- Born: 1987 (age 38–39) Sydney, New South Wales, Australia
- Occupation: Outlaw biker
- Known for: National president of the Comanchero
- Predecessor: Mick Murray
- Successor: Bemir Saracevic
- Allegiance: Rebels MC Comanchero MC
- Conviction: Violation of a Serious Crime Prevention Order (2023)

= Allan Meehan =

Australian biker, organised crime figure and gangster

Allan Meehan (born 1987) is an Australian outlaw biker and alleged gangster who is the national president of the Comanchero Motorcycle Club since 2022 and still holds this title today and as of 2026 is the Comanchero world commander.

==Comanchero national president==
Meehan was born into a poor family of Irish descent in Sydney, and grew up in a public housing estate. At the age of 18, he joined the Rebels Motorcycle Club and became the president of its Cronulla chapter before he defected over to the Comanchero Motorcycle Club. Meehan is a protégé of the Comanchero leader Mark Buddle. In 2020, he became the president of the Canberra chapter after the previous chapter president was murdered.

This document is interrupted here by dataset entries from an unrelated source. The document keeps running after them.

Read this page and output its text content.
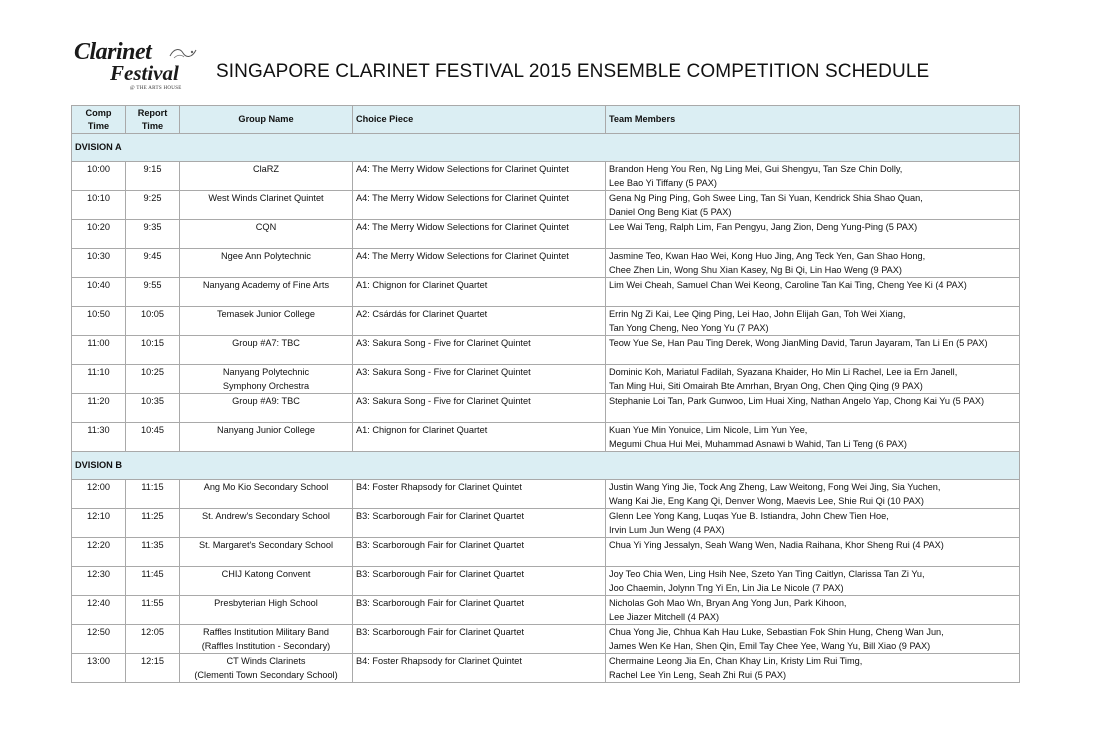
Clarinet
Festival
@ THE ARTS HOUSE
SINGAPORE CLARINET FESTIVAL 2015 ENSEMBLE COMPETITION SCHEDULE
Comp
Time	Report
Time	Group Name	Choice Piece	Team Members
DVISION A				
10:00	9:15	ClaRZ	A4: The Merry Widow Selections for Clarinet Quintet	Brandon Heng You Ren, Ng Ling Mei, Gui Shengyu, Tan Sze Chin Dolly,
Lee Bao Yi Tiffany (5 PAX)

10:10	9:25	West Winds Clarinet Quintet	A4: The Merry Widow Selections for Clarinet Quintet	Gena Ng Ping Ping, Goh Swee Ling, Tan Si Yuan, Kendrick Shia Shao Quan,
Daniel Ong Beng Kiat (5 PAX)

10:20	9:35	CQN	A4: The Merry Widow Selections for Clarinet Quintet	Lee Wai Teng, Ralph Lim, Fan Pengyu, Jang Zion, Deng Yung-Ping (5 PAX)

10:30	9:45	Ngee Ann Polytechnic	A4: The Merry Widow Selections for Clarinet Quintet	Jasmine Teo, Kwan Hao Wei, Kong Huo Jing, Ang Teck Yen, Gan Shao Hong,
Chee Zhen Lin, Wong Shu Xian Kasey, Ng Bi Qi, Lin Hao Weng (9 PAX)

10:40	9:55	Nanyang Academy of Fine Arts	A1: Chignon for Clarinet Quartet	Lim Wei Cheah, Samuel Chan Wei Keong, Caroline Tan Kai Ting, Cheng Yee Ki (4 PAX)

10:50	10:05	Temasek Junior College	A2: Csárdás for Clarinet Quartet	Errin Ng Zi Kai, Lee Qing Ping, Lei Hao, John Elijah Gan, Toh Wei Xiang,
Tan Yong Cheng, Neo Yong Yu (7 PAX)

11:00	10:15	Group #A7: TBC	A3: Sakura Song - Five for Clarinet Quintet	Teow Yue Se, Han Pau Ting Derek, Wong JianMing David, Tarun Jayaram, Tan Li En (5 PAX)

11:10	10:25	Nanyang Polytechnic
Symphony Orchestra	A3: Sakura Song - Five for Clarinet Quintet	Dominic Koh, Mariatul Fadilah, Syazana Khaider, Ho Min Li Rachel, Lee ia Ern Janell,
Tan Ming Hui, Siti Omairah Bte Amrhan, Bryan Ong, Chen Qing Qing (9 PAX)

11:20	10:35	Group #A9: TBC	A3: Sakura Song - Five for Clarinet Quintet	Stephanie Loi Tan, Park Gunwoo, Lim Huai Xing, Nathan Angelo Yap, Chong Kai Yu (5 PAX)

11:30	10:45	Nanyang Junior College	A1: Chignon for Clarinet Quartet	Kuan Yue Min Yonuice, Lim Nicole, Lim Yun Yee,
Megumi Chua Hui Mei, Muhammad Asnawi b Wahid, Tan Li Teng (6 PAX)

DVISION B				
12:00	11:15	Ang Mo Kio Secondary School	B4: Foster Rhapsody for Clarinet Quintet	Justin Wang Ying Jie, Tock Ang Zheng, Law Weitong, Fong Wei Jing, Sia Yuchen,
Wang Kai Jie, Eng Kang Qi, Denver Wong, Maevis Lee, Shie Rui Qi (10 PAX)

12:10	11:25	St. Andrew's Secondary School	B3: Scarborough Fair for Clarinet Quartet	Glenn Lee Yong Kang, Luqas Yue B. Istiandra, John Chew Tien Hoe,
Irvin Lum Jun Weng (4 PAX)

12:20	11:35	St. Margaret's Secondary School	B3: Scarborough Fair for Clarinet Quartet	Chua Yi Ying Jessalyn, Seah Wang Wen, Nadia Raihana, Khor Sheng Rui (4 PAX)

12:30	11:45	CHIJ Katong Convent	B3: Scarborough Fair for Clarinet Quartet	Joy Teo Chia Wen, Ling Hsih Nee, Szeto Yan Ting Caitlyn, Clarissa Tan Zi Yu,
Joo Chaemin, Jolynn Tng Yi En, Lin Jia Le Nicole (7 PAX)

12:40	11:55	Presbyterian High School	B3: Scarborough Fair for Clarinet Quartet	Nicholas Goh Mao Wn, Bryan Ang Yong Jun, Park Kihoon,
Lee Jiazer Mitchell (4 PAX)

12:50	12:05	Raffles Institution Military Band
(Raffles Institution - Secondary)	B3: Scarborough Fair for Clarinet Quartet	Chua Yong Jie, Chhua Kah Hau Luke, Sebastian Fok Shin Hung, Cheng Wan Jun,
James Wen Ke Han, Shen Qin, Emil Tay Chee Yee, Wang Yu, Bill Xiao (9 PAX)

13:00	12:15	CT Winds Clarinets
(Clementi Town Secondary School)	B4: Foster Rhapsody for Clarinet Quintet	Chermaine Leong Jia En, Chan Khay Lin, Kristy Lim Rui Timg,
Rachel Lee Yin Leng, Seah Zhi Rui (5 PAX)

Meehan became the president of the Comanchero Sydney chapter. A police source told the journalist Chole Whelan: "“Most of the drugs come into Sydney and move on from there and is where the power is, although a lot of guys have moved interstate because of the pressure NSW cops keep putting on them". In November 2021, he was the subject of a Serious Crime Prevention Order issued by the New South Wales police.
In April 2022, Meehan became the national president of the Comanchero after the arrest of Mick Murray. After the arrest of Murray in April 2022, a leadership struggle began within the Comanchero with the new national president being Meehan who beat out Tarek Zahed for the top post. On 10 May 2022, Zahed was shot and badly wounded during a murder attempt at the Bodyfit gym in Auburn which killed his younger brother Omar.

Superintendent Grant Taylor of the New South Wales police stated about the Serious Crime Prevention Order applied against Meehan: “He has become a primary target of the NSW Police Force and this is just one method of targeting him. We want to send a clear message. If you’re going to be the national president of the Comanchero, this is what you can expect.” In August 2022, Meehan released a photo of Zahed whom he called "“hard2kill" Zahed on his Instagram account along with the cryptic comment "Love and brotherhood. Forget what ya heard." Meehan's remark that Zahed should forget what he had heard appeared to be an effort to rebut rumors that he was behind the attempt on Zahed's life. In September 2022, one of Meehan's closest allies within the Comanchero, Kyle Leofa, was shot in the face while another Comanchero, Levi Johnson, was stabbed to death. Meehan is said to be locked into a power struggle with the former leader Murray.

==Legal issues==
In 2023, he relocated to Queensland, which his lawyer Angus Edwards stated was "for his own safety". Edwards told a courtroom "It was known that there were threats out against anybody who was suspected to be a member of the Comancheros. My client was specifically spoken to by New South Wales police and told there was a $3 million hit on his head." At the time, Meehan was the subject of a Serious Crime Prevention Order which forbade him from associating with other members of the Comanchero, and he was arrested for failing to provide the police with his new address." In February 2023, he was extradited from Queensland to New South Wales to face charges of violating the Serious Crime Prevention Order. In March 2023, Meehan resigned as national president and was replaced with Bemir Saravec. Saravec is a protégé of Meehan and the change in leadership is not expected to be a change in policy. In a plea bargain in July 2023, Meehan pleaded guilty to violating the order.